2. Detailed Editorial  

Problem restatement  
We seek an integer N > 0 such that when you add up all integers from 1 to N–1, that total is x times N.

Key observation  
The sum of the first N–1 positive integers is  
  S = 1 + 2 + … + (N–1) = (N–1)·N/2  

The requirement is  
  S = x · N  
Plug in the formula for S:  
  (N–1)·N / 2 = x · N  

Case analysis  
— If N = 0, the sum is zero, but N must be positive, so we discard N = 0.  
— Otherwise, divide both sides by N (since N ≠ 0):  
  (N–1) / 2 = x  
Multiply both sides by 2:  
  N – 1 = 2x  
Therefore  
  N = 2x + 1  

That single formula immediately gives the answer in O(1) time and O(1) memory, easily handling x up to 10^9.
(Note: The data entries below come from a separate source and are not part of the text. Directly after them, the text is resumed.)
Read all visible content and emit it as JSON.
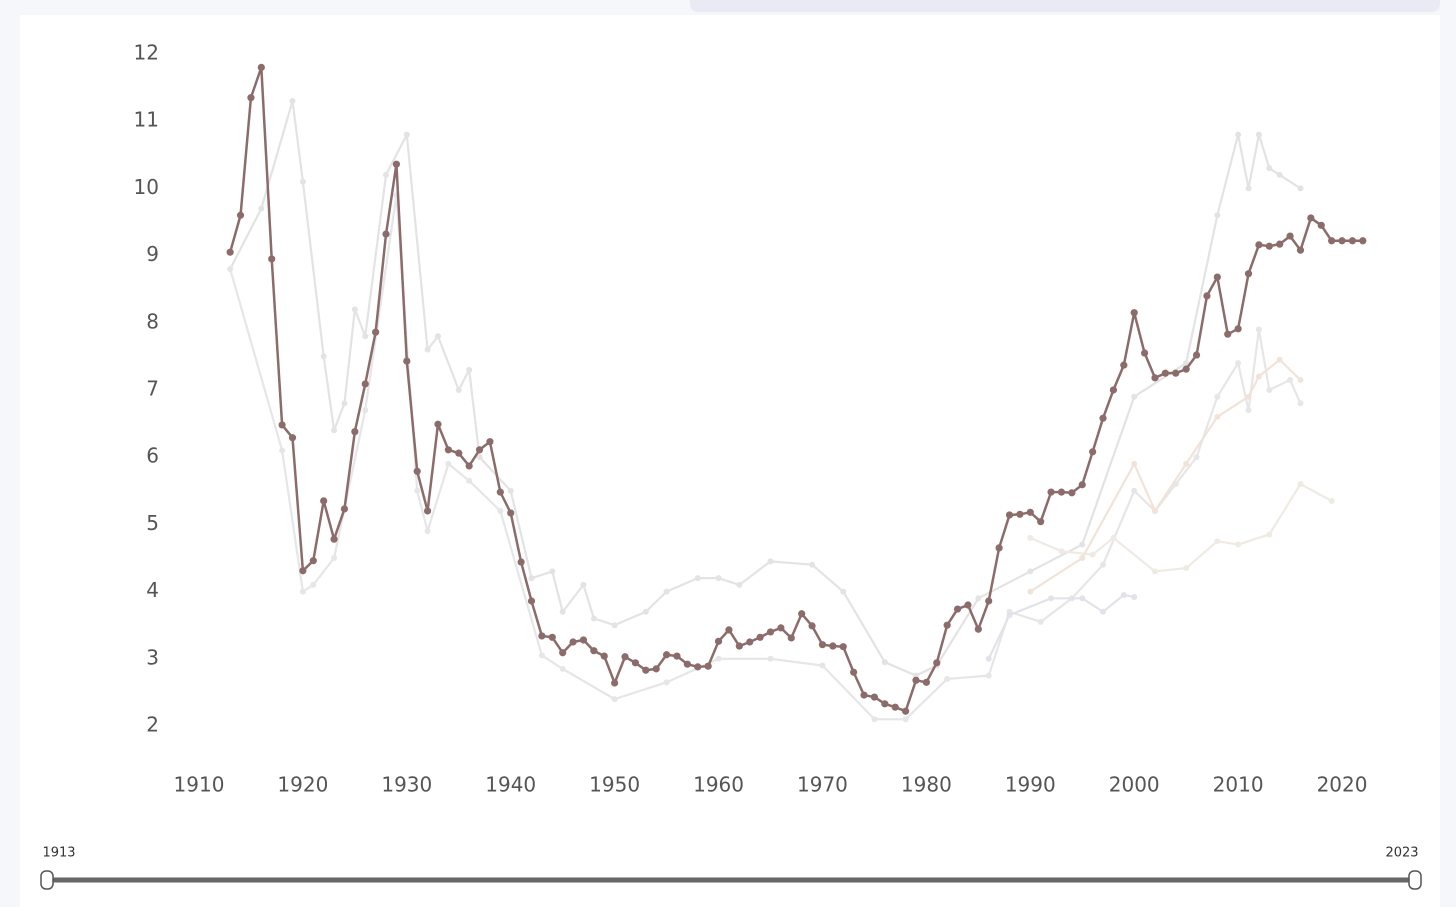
{
  "chart_data": {
    "type": "line",
    "xlim": [
      1907,
      2024
    ],
    "xticks": [
      1910,
      1920,
      1930,
      1940,
      1950,
      1960,
      1970,
      1980,
      1990,
      2000,
      2010,
      2020
    ],
    "ylim": [
      1.5,
      12.3
    ],
    "yticks": [
      2,
      3,
      4,
      5,
      6,
      7,
      8,
      9,
      10,
      11,
      12
    ],
    "series": [
      {
        "color": "#e3e3e3",
        "x": [
          1913,
          1916,
          1919,
          1920,
          1922,
          1923,
          1924,
          1925,
          1926,
          1928,
          1930,
          1932,
          1933,
          1935,
          1936,
          1937,
          1940,
          1942,
          1944,
          1945,
          1947,
          1948,
          1950,
          1953,
          1955,
          1958,
          1960,
          1962,
          1965,
          1969,
          1972,
          1976,
          1979,
          1981,
          1985,
          1990,
          1995,
          2000,
          2005,
          2008,
          2010,
          2011,
          2012,
          2013,
          2014,
          2016
        ],
        "values": [
          8.8,
          9.7,
          11.3,
          10.1,
          7.5,
          6.4,
          6.8,
          8.2,
          7.8,
          10.2,
          10.8,
          7.6,
          7.8,
          7.0,
          7.3,
          6.0,
          5.5,
          4.2,
          4.3,
          3.7,
          4.1,
          3.6,
          3.5,
          3.7,
          4.0,
          4.2,
          4.2,
          4.1,
          4.45,
          4.4,
          4.0,
          2.95,
          2.75,
          2.9,
          3.9,
          4.3,
          4.7,
          6.9,
          7.4,
          9.6,
          10.8,
          10.0,
          10.8,
          10.3,
          10.2,
          10.0
        ]
      },
      {
        "color": "#e6e6e8",
        "x": [
          1913,
          1918,
          1920,
          1921,
          1923,
          1926,
          1929,
          1931,
          1932,
          1934,
          1936,
          1939,
          1943,
          1945,
          1950,
          1955,
          1960,
          1965,
          1970,
          1975,
          1978,
          1982,
          1986,
          1988,
          1991,
          1994,
          1997,
          2000,
          2002,
          2004,
          2006,
          2008,
          2010,
          2011,
          2012,
          2013,
          2015,
          2016
        ],
        "values": [
          8.8,
          6.1,
          4.0,
          4.1,
          4.5,
          6.7,
          9.9,
          5.5,
          4.9,
          5.9,
          5.65,
          5.2,
          3.05,
          2.85,
          2.4,
          2.65,
          3.0,
          3.0,
          2.9,
          2.1,
          2.1,
          2.7,
          2.75,
          3.7,
          3.55,
          3.9,
          4.4,
          5.5,
          5.2,
          5.6,
          6.0,
          6.9,
          7.4,
          6.7,
          7.9,
          7.0,
          7.15,
          6.8
        ]
      },
      {
        "color": "#efebe3",
        "x": [
          1990,
          1993,
          1996,
          1998,
          2002,
          2005,
          2008,
          2010,
          2013,
          2016,
          2019
        ],
        "values": [
          4.8,
          4.6,
          4.55,
          4.8,
          4.3,
          4.35,
          4.75,
          4.7,
          4.85,
          5.6,
          5.35
        ]
      },
      {
        "color": "#e2e3ea",
        "x": [
          1986,
          1988,
          1992,
          1995,
          1997,
          1999,
          2000
        ],
        "values": [
          3.0,
          3.65,
          3.9,
          3.9,
          3.7,
          3.95,
          3.92
        ]
      },
      {
        "color": "#f1e3d8",
        "x": [
          1990,
          1995,
          2000,
          2002,
          2005,
          2008,
          2011,
          2012,
          2014,
          2016
        ],
        "values": [
          4.0,
          4.5,
          5.9,
          5.2,
          5.9,
          6.6,
          6.9,
          7.2,
          7.45,
          7.15
        ]
      },
      {
        "color": "#8c6b6b",
        "x": [
          1913,
          1914,
          1915,
          1916,
          1917,
          1918,
          1919,
          1920,
          1921,
          1922,
          1923,
          1924,
          1925,
          1926,
          1927,
          1928,
          1929,
          1930,
          1931,
          1932,
          1933,
          1934,
          1935,
          1936,
          1937,
          1938,
          1939,
          1940,
          1941,
          1942,
          1943,
          1944,
          1945,
          1946,
          1947,
          1948,
          1949,
          1950,
          1951,
          1952,
          1953,
          1954,
          1955,
          1956,
          1957,
          1958,
          1959,
          1960,
          1961,
          1962,
          1963,
          1964,
          1965,
          1966,
          1967,
          1968,
          1969,
          1970,
          1971,
          1972,
          1973,
          1974,
          1975,
          1976,
          1977,
          1978,
          1979,
          1980,
          1981,
          1982,
          1983,
          1984,
          1985,
          1986,
          1987,
          1988,
          1989,
          1990,
          1991,
          1992,
          1993,
          1994,
          1995,
          1996,
          1997,
          1998,
          1999,
          2000,
          2001,
          2002,
          2003,
          2004,
          2005,
          2006,
          2007,
          2008,
          2009,
          2010,
          2011,
          2012,
          2013,
          2014,
          2015,
          2016,
          2017,
          2018,
          2019,
          2020,
          2021,
          2022
        ],
        "values": [
          9.05,
          9.6,
          11.35,
          11.8,
          8.95,
          6.48,
          6.29,
          4.31,
          4.46,
          5.35,
          4.78,
          5.23,
          6.38,
          7.09,
          7.86,
          9.32,
          10.36,
          7.43,
          5.79,
          5.2,
          6.49,
          6.11,
          6.06,
          5.87,
          6.11,
          6.23,
          5.48,
          5.17,
          4.44,
          3.86,
          3.34,
          3.32,
          3.09,
          3.25,
          3.28,
          3.12,
          3.04,
          2.64,
          3.03,
          2.94,
          2.83,
          2.85,
          3.06,
          3.04,
          2.92,
          2.88,
          2.89,
          3.26,
          3.43,
          3.19,
          3.25,
          3.32,
          3.4,
          3.46,
          3.31,
          3.67,
          3.49,
          3.21,
          3.19,
          3.18,
          2.8,
          2.46,
          2.43,
          2.33,
          2.28,
          2.22,
          2.68,
          2.65,
          2.94,
          3.5,
          3.74,
          3.8,
          3.44,
          3.86,
          4.65,
          5.14,
          5.15,
          5.18,
          5.04,
          5.48,
          5.48,
          5.47,
          5.59,
          6.08,
          6.58,
          7.0,
          7.37,
          8.15,
          7.55,
          7.18,
          7.25,
          7.25,
          7.31,
          7.52,
          8.4,
          8.68,
          7.83,
          7.91,
          8.73,
          9.16,
          9.14,
          9.17,
          9.29,
          9.08,
          9.56,
          9.45,
          9.22,
          9.22,
          9.22,
          9.22
        ]
      }
    ]
  },
  "slider": {
    "start": 1913,
    "end": 2023
  }
}
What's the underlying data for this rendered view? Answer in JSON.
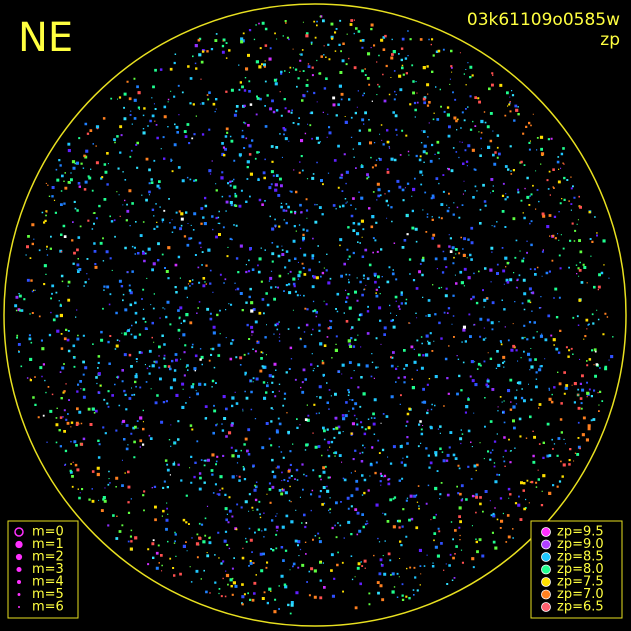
{
  "header": {
    "direction": "NE",
    "frame_id": "03k61109o0585w",
    "mode": "zp"
  },
  "magnitude_legend": [
    "m=0",
    "m=1",
    "m=2",
    "m=3",
    "m=4",
    "m=5",
    "m=6"
  ],
  "zp_legend": [
    {
      "label": "zp=9.5",
      "color": "#ff30ff"
    },
    {
      "label": "zp=9.0",
      "color": "#b040ff"
    },
    {
      "label": "zp=8.5",
      "color": "#20c8ff"
    },
    {
      "label": "zp=8.0",
      "color": "#20ff90"
    },
    {
      "label": "zp=7.5",
      "color": "#ffe000"
    },
    {
      "label": "zp=7.0",
      "color": "#ff8020"
    },
    {
      "label": "zp=6.5",
      "color": "#ff6070"
    }
  ]
}
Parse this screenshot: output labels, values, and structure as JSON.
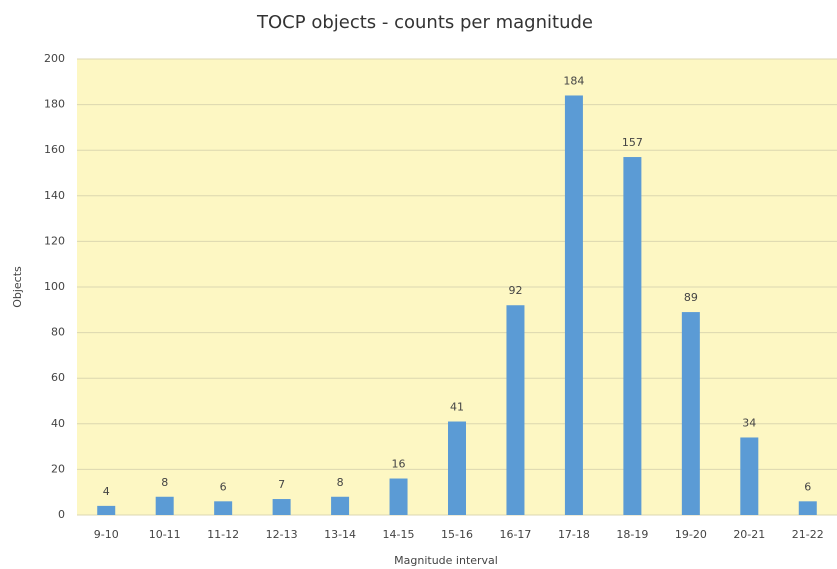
{
  "chart_data": {
    "type": "bar",
    "title": "TOCP objects - counts per magnitude",
    "x_label": "Magnitude interval",
    "y_label": "Objects",
    "categories": [
      "9-10",
      "10-11",
      "11-12",
      "12-13",
      "13-14",
      "14-15",
      "15-16",
      "16-17",
      "17-18",
      "18-19",
      "19-20",
      "20-21",
      "21-22"
    ],
    "values": [
      4,
      8,
      6,
      7,
      8,
      16,
      41,
      92,
      184,
      157,
      89,
      34,
      6
    ],
    "color": "#5b9bd5",
    "plot_background": "#fdf7c3",
    "ylim": [
      0,
      200
    ],
    "yticks": [
      0,
      20,
      40,
      60,
      80,
      100,
      120,
      140,
      160,
      180,
      200
    ],
    "grid": true
  }
}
3. Provided C++ Solution with Line-by-Line Comments  

```cpp
#include <bits/stdc++.h>        // includes all standard headers for convenience
#define endl '\n'               // shorthand for newline when using cout

using namespace std;           // avoid prefixing std:: everywhere

// Utility to update a variable if the new value is larger
template<class T, class T2>
inline void chkmax(T& x, const T2& y) {
    if (x < y) {
        x = y;
    }
}

// Utility to update a variable if the new value is smaller
template<class T, class T2>
inline void chkmin(T& x, const T2& y) {
    if (x > y) {
        x = y;
    }
}

const int MAXN = (1 << 20);   // not used in this problem but left from template

int64_t x;                    // to store the input x

// Reads the input from stdin into variable x
void read() {
    cin >> x;
}

// Computes and prints the answer N = 2*x + 1
void solve() {
    cout << x * 2 + 1 << endl;
}

int main() {
    ios_base::sync_with_stdio(false); // speed up I/O
    cin.tie(NULL);                    // untie cin from cout to avoid flushes

    read();       // read input
    solve();      // compute and output result
    return 0;     // exit
}
```

4. Python Solution with Detailed Comments  

```python
import sys

def main():
    # Read a single integer x from standard input
    data = sys.stdin.read().strip()
    x = int(data)

    # Derivation shows the answer is N = 2*x + 1
    result = 2 * x + 1

    # Print the result
    print(result)

if __name__ == "__main__":
    main()
```

Comments on the Python code:  
- We read the entire input via sys.stdin.read(), strip whitespace, and convert to int.  
- Using the derived formula N = 2·x + 1, we compute and print the result in O(1) time.

5. Compressed Editorial  
Sum of 1..(N–1) = N(N–1)/2 must equal x·N ⇒ (N–1)/2 = x ⇒ N = 2x+1.